Mwanga II was born on June 16, 1868, to Kabaka Muteesa I and one of his wives. He ascended to the throne in 1884 after his father’s death, becoming the 31st Kabaka (King) of Buganda. He was only 16 years old at the time, and his reign was characterized by power struggles and tensions between different factions within Buganda, particularly those who supported Christianity and those who opposed it.
At the beginning of his reign, King Mwanga II was open to the influence of Christian missionaries initially, particularly those from the Anglican Church. He allowed them to build makeshift schools, missions and roads in Buganda. However, his attitude towards Christianity changed after he discovered that the missionaries were gaining political power and influence in Buganda by converting not just his people, but the pages in his royal court using fear tactics such as threats of hellfire to dissuade them from their traditional beliefs.
In an effort to resist a Christian worldview that undermined the authority of his office, King Mwanga II insisted that Christian converts abandon their new faith and executed those who didn’t between 1885 and 1887. It is believed that at least 30 Catholic and Protestant went to their deaths. Twenty-two of the men, who had converted to Catholicism, were burned alive in June 1886 and later became known as the Uganda Martyrs. Among those executed were two Christians who held the court position of Master of the Pages, Joseph Mukasa Balikuddembe and Charles Lwanga. They had allegedly defied the king by rescuing royal pages in their care from ‘sexual exploitation’ by Mwanga.
King Mwanga II’s persecution of Christian converts, particularly those in his royal court, was fueled by a variety of factors. One of the main reasons was his fear of the growing influence of Christianity, which he saw as a threat to his traditional authority. Additionally, Mwanga was concerned that the missionaries and their converts were becoming too powerful and could challenge his rule. He also disliked the fact that Christian converts were adopting foreign customs and practices, which he saw as a threat to Buganda’s culture and traditions.
According to Assa Okoth, Mwanga’s overriding preoccupation was for the “integrity of his kingdom”, and perceived that men such as Lwanga were working with foreigners in “poisoning the very roots of his kingdom”. Not to have taken any action could have led to suggestions that he was weak.
It is during this time of religious conflict that rumours about King Mwanga II’s alleged relationships with his male pages began to surface, portraying him as a deviant and immoral ruler who engaged in homosexual acts.
One of the written records of Mwanga’s alleged sexual preferences was a letter by Alexander Mackay, a Scottish missionary who settled among the Buganda.

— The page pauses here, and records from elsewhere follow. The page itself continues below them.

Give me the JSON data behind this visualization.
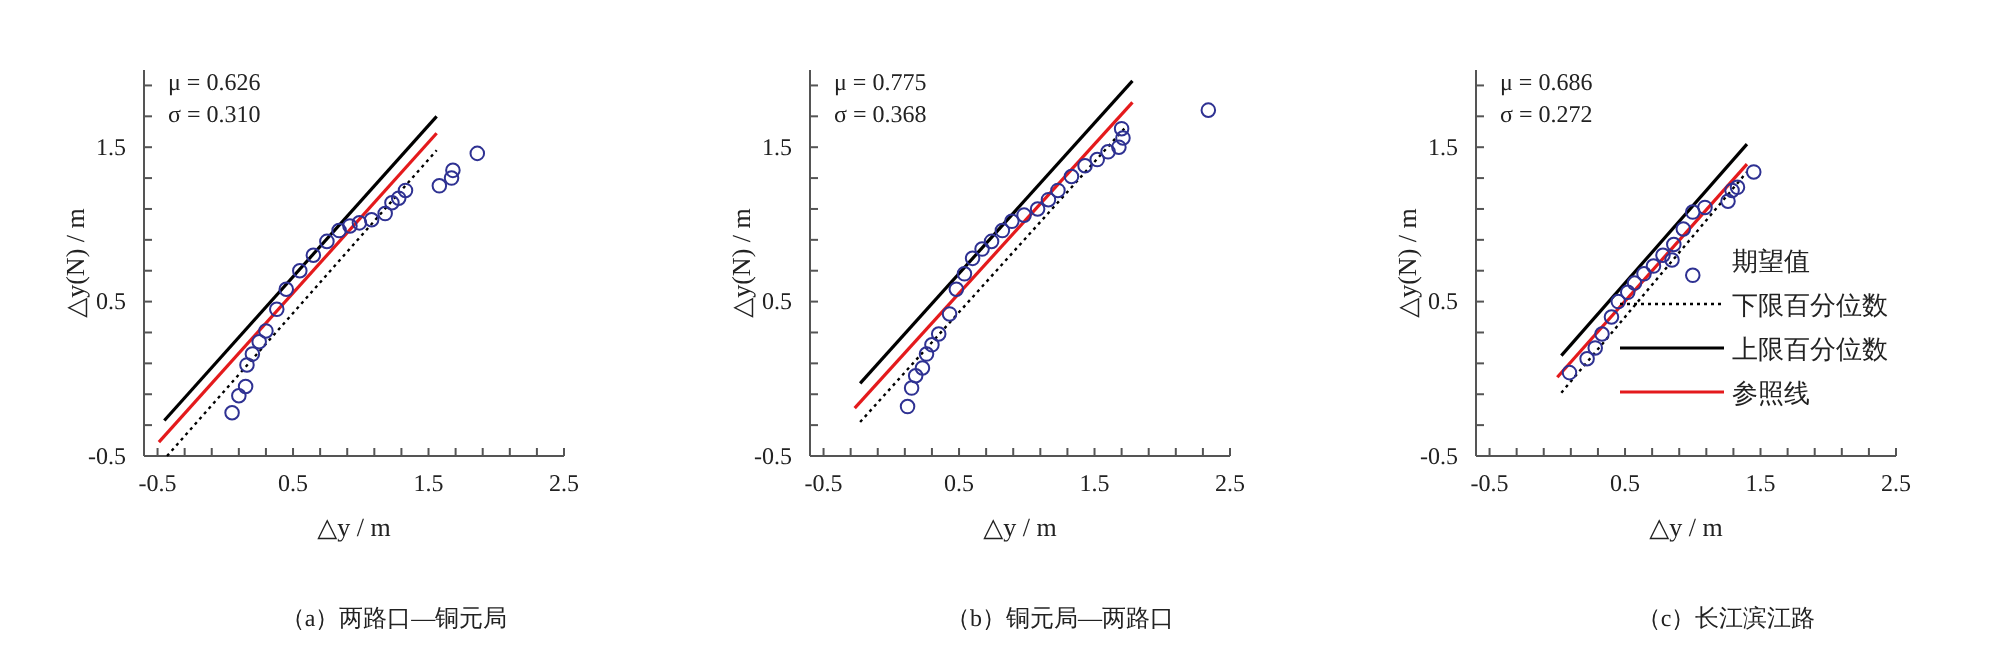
{
  "chart_data": [
    {
      "type": "scatter",
      "title": "（a）两路口—铜元局",
      "xlabel": "△y / m",
      "ylabel": "△y(N) / m",
      "annotations": [
        "μ = 0.626",
        "σ = 0.310"
      ],
      "xlim": [
        -0.6,
        2.5
      ],
      "ylim": [
        -0.5,
        2.0
      ],
      "xticks": [
        -0.5,
        {
          "value": -0.3,
          "label": null
        },
        {
          "value": -0.1,
          "label": null
        },
        {
          "value": 0.1,
          "label": null
        },
        {
          "value": 0.3,
          "label": null
        },
        0.5,
        {
          "value": 0.7,
          "label": null
        },
        {
          "value": 0.9,
          "label": null
        },
        {
          "value": 1.1,
          "label": null
        },
        {
          "value": 1.3,
          "label": null
        },
        1.5,
        {
          "value": 1.7,
          "label": null
        },
        {
          "value": 1.9,
          "label": null
        },
        {
          "value": 2.1,
          "label": null
        },
        {
          "value": 2.3,
          "label": null
        },
        2.5
      ],
      "yticks": [
        -0.5,
        {
          "value": -0.3,
          "label": null
        },
        {
          "value": -0.1,
          "label": null
        },
        {
          "value": 0.1,
          "label": null
        },
        {
          "value": 0.3,
          "label": null
        },
        0.5,
        {
          "value": 0.7,
          "label": null
        },
        {
          "value": 0.9,
          "label": null
        },
        {
          "value": 1.1,
          "label": null
        },
        {
          "value": 1.3,
          "label": null
        },
        1.5,
        {
          "value": 1.7,
          "label": null
        },
        {
          "value": 1.9,
          "label": null
        }
      ],
      "series": [
        {
          "marker": "circle",
          "color": "#2e3192",
          "x": [
            0.05,
            0.1,
            0.15,
            0.16,
            0.2,
            0.25,
            0.3,
            0.38,
            0.45,
            0.55,
            0.65,
            0.75,
            0.84,
            0.92,
            0.99,
            1.08,
            1.18,
            1.23,
            1.28,
            1.33,
            1.58,
            1.67,
            1.68,
            1.86
          ],
          "values": [
            -0.22,
            -0.11,
            -0.05,
            0.09,
            0.16,
            0.24,
            0.31,
            0.45,
            0.58,
            0.7,
            0.8,
            0.89,
            0.96,
            0.99,
            1.01,
            1.03,
            1.07,
            1.14,
            1.17,
            1.22,
            1.25,
            1.3,
            1.35,
            1.46
          ]
        },
        {
          "type": "line",
          "line_style": "dotted",
          "color": "#000000",
          "x": [
            -0.43,
            1.56
          ],
          "values": [
            -0.5,
            1.48
          ]
        },
        {
          "type": "line",
          "line_style": "solid",
          "color": "#000000",
          "x": [
            -0.45,
            1.56
          ],
          "values": [
            -0.27,
            1.7
          ]
        },
        {
          "type": "line",
          "line_style": "solid",
          "color": "#e41a1c",
          "x": [
            -0.49,
            1.56
          ],
          "values": [
            -0.41,
            1.59
          ]
        }
      ]
    },
    {
      "type": "scatter",
      "title": "（b）铜元局—两路口",
      "xlabel": "△y / m",
      "ylabel": "△y(N) / m",
      "annotations": [
        "μ = 0.775",
        "σ = 0.368"
      ],
      "xlim": [
        -0.6,
        2.5
      ],
      "ylim": [
        -0.5,
        2.0
      ],
      "xticks": [
        -0.5,
        {
          "value": -0.3,
          "label": null
        },
        {
          "value": -0.1,
          "label": null
        },
        {
          "value": 0.1,
          "label": null
        },
        {
          "value": 0.3,
          "label": null
        },
        0.5,
        {
          "value": 0.7,
          "label": null
        },
        {
          "value": 0.9,
          "label": null
        },
        {
          "value": 1.1,
          "label": null
        },
        {
          "value": 1.3,
          "label": null
        },
        1.5,
        {
          "value": 1.7,
          "label": null
        },
        {
          "value": 1.9,
          "label": null
        },
        {
          "value": 2.1,
          "label": null
        },
        {
          "value": 2.3,
          "label": null
        },
        2.5
      ],
      "yticks": [
        -0.5,
        {
          "value": -0.3,
          "label": null
        },
        {
          "value": -0.1,
          "label": null
        },
        {
          "value": 0.1,
          "label": null
        },
        {
          "value": 0.3,
          "label": null
        },
        0.5,
        {
          "value": 0.7,
          "label": null
        },
        {
          "value": 0.9,
          "label": null
        },
        {
          "value": 1.1,
          "label": null
        },
        {
          "value": 1.3,
          "label": null
        },
        1.5,
        {
          "value": 1.7,
          "label": null
        },
        {
          "value": 1.9,
          "label": null
        }
      ],
      "series": [
        {
          "marker": "circle",
          "color": "#2e3192",
          "x": [
            0.12,
            0.15,
            0.18,
            0.23,
            0.26,
            0.3,
            0.35,
            0.43,
            0.48,
            0.54,
            0.6,
            0.67,
            0.74,
            0.82,
            0.89,
            0.98,
            1.08,
            1.16,
            1.23,
            1.33,
            1.43,
            1.52,
            1.6,
            1.68,
            1.71,
            1.7,
            2.34
          ],
          "values": [
            -0.18,
            -0.06,
            0.02,
            0.07,
            0.16,
            0.22,
            0.29,
            0.42,
            0.58,
            0.68,
            0.78,
            0.84,
            0.89,
            0.96,
            1.02,
            1.06,
            1.1,
            1.16,
            1.22,
            1.31,
            1.38,
            1.42,
            1.47,
            1.5,
            1.56,
            1.62,
            1.74
          ]
        },
        {
          "type": "line",
          "line_style": "dotted",
          "color": "#000000",
          "x": [
            -0.23,
            1.72
          ],
          "values": [
            -0.28,
            1.62
          ]
        },
        {
          "type": "line",
          "line_style": "solid",
          "color": "#000000",
          "x": [
            -0.23,
            1.78
          ],
          "values": [
            -0.03,
            1.93
          ]
        },
        {
          "type": "line",
          "line_style": "solid",
          "color": "#e41a1c",
          "x": [
            -0.27,
            1.78
          ],
          "values": [
            -0.19,
            1.79
          ]
        }
      ]
    },
    {
      "type": "scatter",
      "title": "（c）长江滨江路",
      "xlabel": "△y / m",
      "ylabel": "△y(N) / m",
      "annotations": [
        "μ = 0.686",
        "σ = 0.272"
      ],
      "legend": "right",
      "xlim": [
        -0.6,
        2.5
      ],
      "ylim": [
        -0.5,
        2.0
      ],
      "xticks": [
        -0.5,
        {
          "value": -0.3,
          "label": null
        },
        {
          "value": -0.1,
          "label": null
        },
        {
          "value": 0.1,
          "label": null
        },
        {
          "value": 0.3,
          "label": null
        },
        0.5,
        {
          "value": 0.7,
          "label": null
        },
        {
          "value": 0.9,
          "label": null
        },
        {
          "value": 1.1,
          "label": null
        },
        {
          "value": 1.3,
          "label": null
        },
        1.5,
        {
          "value": 1.7,
          "label": null
        },
        {
          "value": 1.9,
          "label": null
        },
        {
          "value": 2.1,
          "label": null
        },
        {
          "value": 2.3,
          "label": null
        },
        2.5
      ],
      "yticks": [
        -0.5,
        {
          "value": -0.3,
          "label": null
        },
        {
          "value": -0.1,
          "label": null
        },
        {
          "value": 0.1,
          "label": null
        },
        {
          "value": 0.3,
          "label": null
        },
        0.5,
        {
          "value": 0.7,
          "label": null
        },
        {
          "value": 0.9,
          "label": null
        },
        {
          "value": 1.1,
          "label": null
        },
        {
          "value": 1.3,
          "label": null
        },
        1.5,
        {
          "value": 1.7,
          "label": null
        },
        {
          "value": 1.9,
          "label": null
        }
      ],
      "series": [
        {
          "name": "期望值",
          "marker": "circle",
          "color": "#2e3192",
          "x": [
            0.09,
            0.22,
            0.28,
            0.33,
            0.4,
            0.45,
            0.52,
            0.57,
            0.64,
            0.71,
            0.78,
            0.86,
            0.93,
            1.0,
            1.0,
            1.09,
            1.26,
            1.29,
            1.33,
            1.45
          ],
          "values": [
            0.04,
            0.13,
            0.2,
            0.29,
            0.4,
            0.5,
            0.56,
            0.62,
            0.68,
            0.73,
            0.8,
            0.87,
            0.97,
            1.08,
            0.67,
            1.11,
            1.15,
            1.22,
            1.24,
            1.34
          ]
        },
        {
          "name": "下限百分位数",
          "type": "line",
          "line_style": "dotted",
          "color": "#000000",
          "x": [
            0.03,
            1.4
          ],
          "values": [
            -0.09,
            1.34
          ]
        },
        {
          "name": "上限百分位数",
          "type": "line",
          "line_style": "solid",
          "color": "#000000",
          "x": [
            0.03,
            1.4
          ],
          "values": [
            0.15,
            1.52
          ]
        },
        {
          "name": "参照线",
          "type": "line",
          "line_style": "solid",
          "color": "#e41a1c",
          "x": [
            0.0,
            1.4
          ],
          "values": [
            0.01,
            1.39
          ]
        }
      ]
    }
  ]
}
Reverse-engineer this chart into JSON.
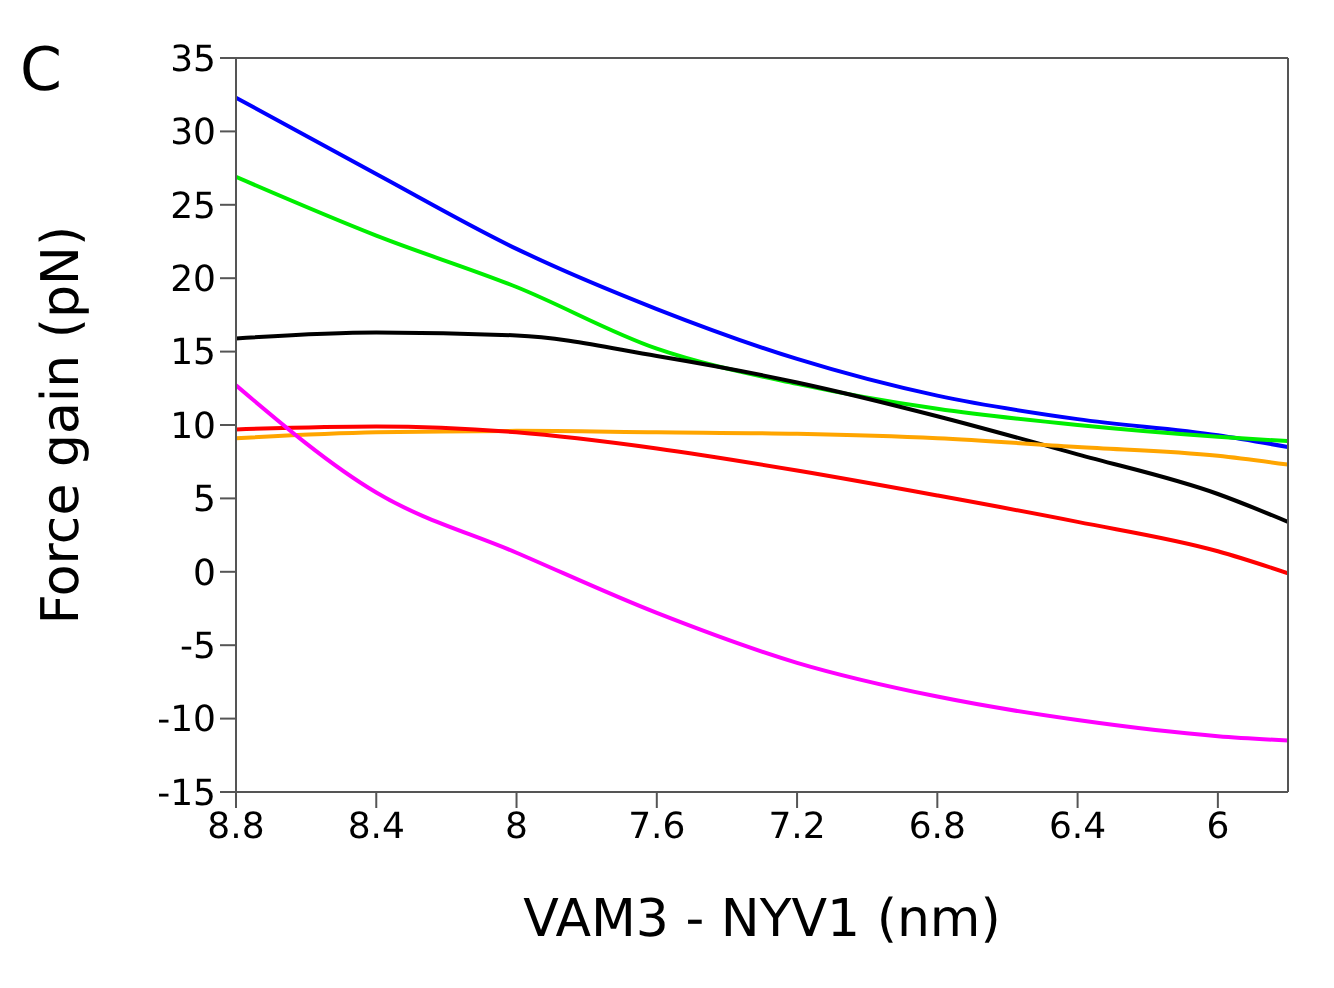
{
  "chart_data": {
    "type": "line",
    "title": "C",
    "xlabel": "VAM3 - NYV1 (nm)",
    "ylabel": "Force gain (pN)",
    "x": [
      8.8,
      8.4,
      8.0,
      7.6,
      7.2,
      6.8,
      6.4,
      6.0,
      5.8
    ],
    "xlim": [
      8.8,
      5.8
    ],
    "xticks": [
      8.8,
      8.4,
      8,
      7.6,
      7.2,
      6.8,
      6.4,
      6
    ],
    "ylim": [
      -15,
      35
    ],
    "yticks": [
      -15,
      -10,
      -5,
      0,
      5,
      10,
      15,
      20,
      25,
      30,
      35
    ],
    "grid": false,
    "legend": false,
    "marker": "none",
    "line_style": "solid",
    "series": [
      {
        "color": "#0000ff",
        "values": [
          32.3,
          27.1,
          22.0,
          17.9,
          14.5,
          12.0,
          10.4,
          9.3,
          8.5
        ]
      },
      {
        "color": "#00ee00",
        "values": [
          26.9,
          22.9,
          19.4,
          15.2,
          12.8,
          11.1,
          10.0,
          9.2,
          8.9
        ]
      },
      {
        "color": "#000000",
        "values": [
          15.9,
          16.3,
          16.1,
          14.7,
          12.9,
          10.6,
          8.0,
          5.3,
          3.4
        ]
      },
      {
        "color": "#ffa500",
        "values": [
          9.1,
          9.5,
          9.6,
          9.5,
          9.4,
          9.1,
          8.5,
          7.9,
          7.3
        ]
      },
      {
        "color": "#ff0000",
        "values": [
          9.7,
          9.9,
          9.5,
          8.4,
          6.9,
          5.2,
          3.4,
          1.4,
          -0.1
        ]
      },
      {
        "color": "#ff00ff",
        "values": [
          12.7,
          5.4,
          1.3,
          -2.8,
          -6.2,
          -8.5,
          -10.1,
          -11.2,
          -11.5
        ]
      }
    ]
  }
}
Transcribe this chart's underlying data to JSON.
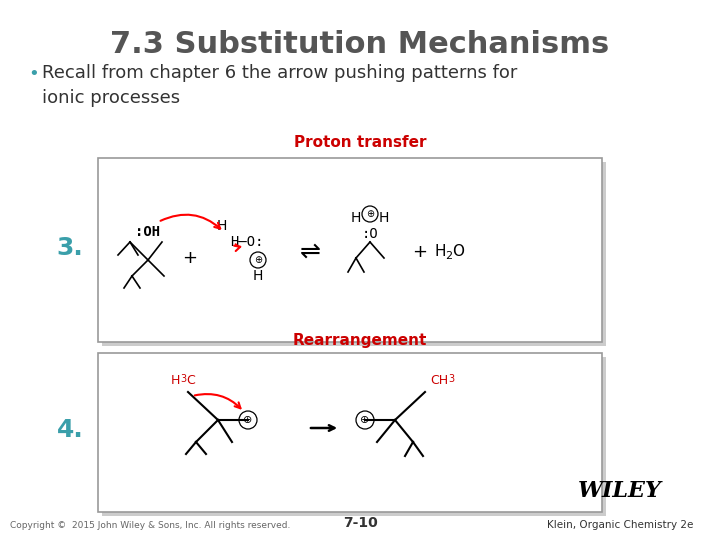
{
  "title": "7.3 Substitution Mechanisms",
  "bullet_text": "Recall from chapter 6 the arrow pushing patterns for\nionic processes",
  "label3": "3.",
  "label4": "4.",
  "proton_label": "Proton transfer",
  "rearrangement_label": "Rearrangement",
  "footer_left": "Copyright ©  2015 John Wiley & Sons, Inc. All rights reserved.",
  "footer_center": "7-10",
  "footer_right": "Klein, Organic Chemistry 2e",
  "wiley": "WILEY",
  "bg_color": "#ffffff",
  "title_color": "#555555",
  "bullet_color": "#333333",
  "teal_color": "#3a9faa",
  "red_color": "#cc0000",
  "box_edge_color": "#999999",
  "title_fontsize": 22,
  "bullet_fontsize": 13,
  "label_fontsize": 18
}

The letter told the story of how a young page called Apollo Kaggwa had been punished for refusing to service the king. Additionally, Mackay claimed that the king had developed a marijuana addiction and was engaging in improper behavior with Arabs at court, from whom he had allegedly acquired the practice of homosexuality.
It is important to note that the historical evidence of Mwanga’s alleged relationships with his male pages is scarce and inconclusive. Many of the accounts were based on hearsay and testimonies from individuals with vested interests in discrediting Mwanga.
As the situation in Buganda became increasingly untenable for Christians, their plight caught the attention of the British, and in 1888, Mwanga II was deposed by a British-backed expeditionary force consisting of Christians and Muslims, which installed his brother as the new Kabaka of Buganda. Mwanga made several failed attempts to regain the throne, but his efforts were ultimately unsuccessful. He was eventually exiled to the Seychelles in 1899, where he died in 1903. While in exile, in an interesting twist of fate, he was received into the Anglican Church and was baptized with the name Danieri (Daniel). He died at the age of 35, leaving behind 16 wives and many children. His remains were repatriated and buried at Kasubi in 1910.
Despite his short reign, Mwanga II remains an important figure in Ugandan history, remembered for his resistance to colonialism and his commitment to preserving Buganda’s independence and traditions.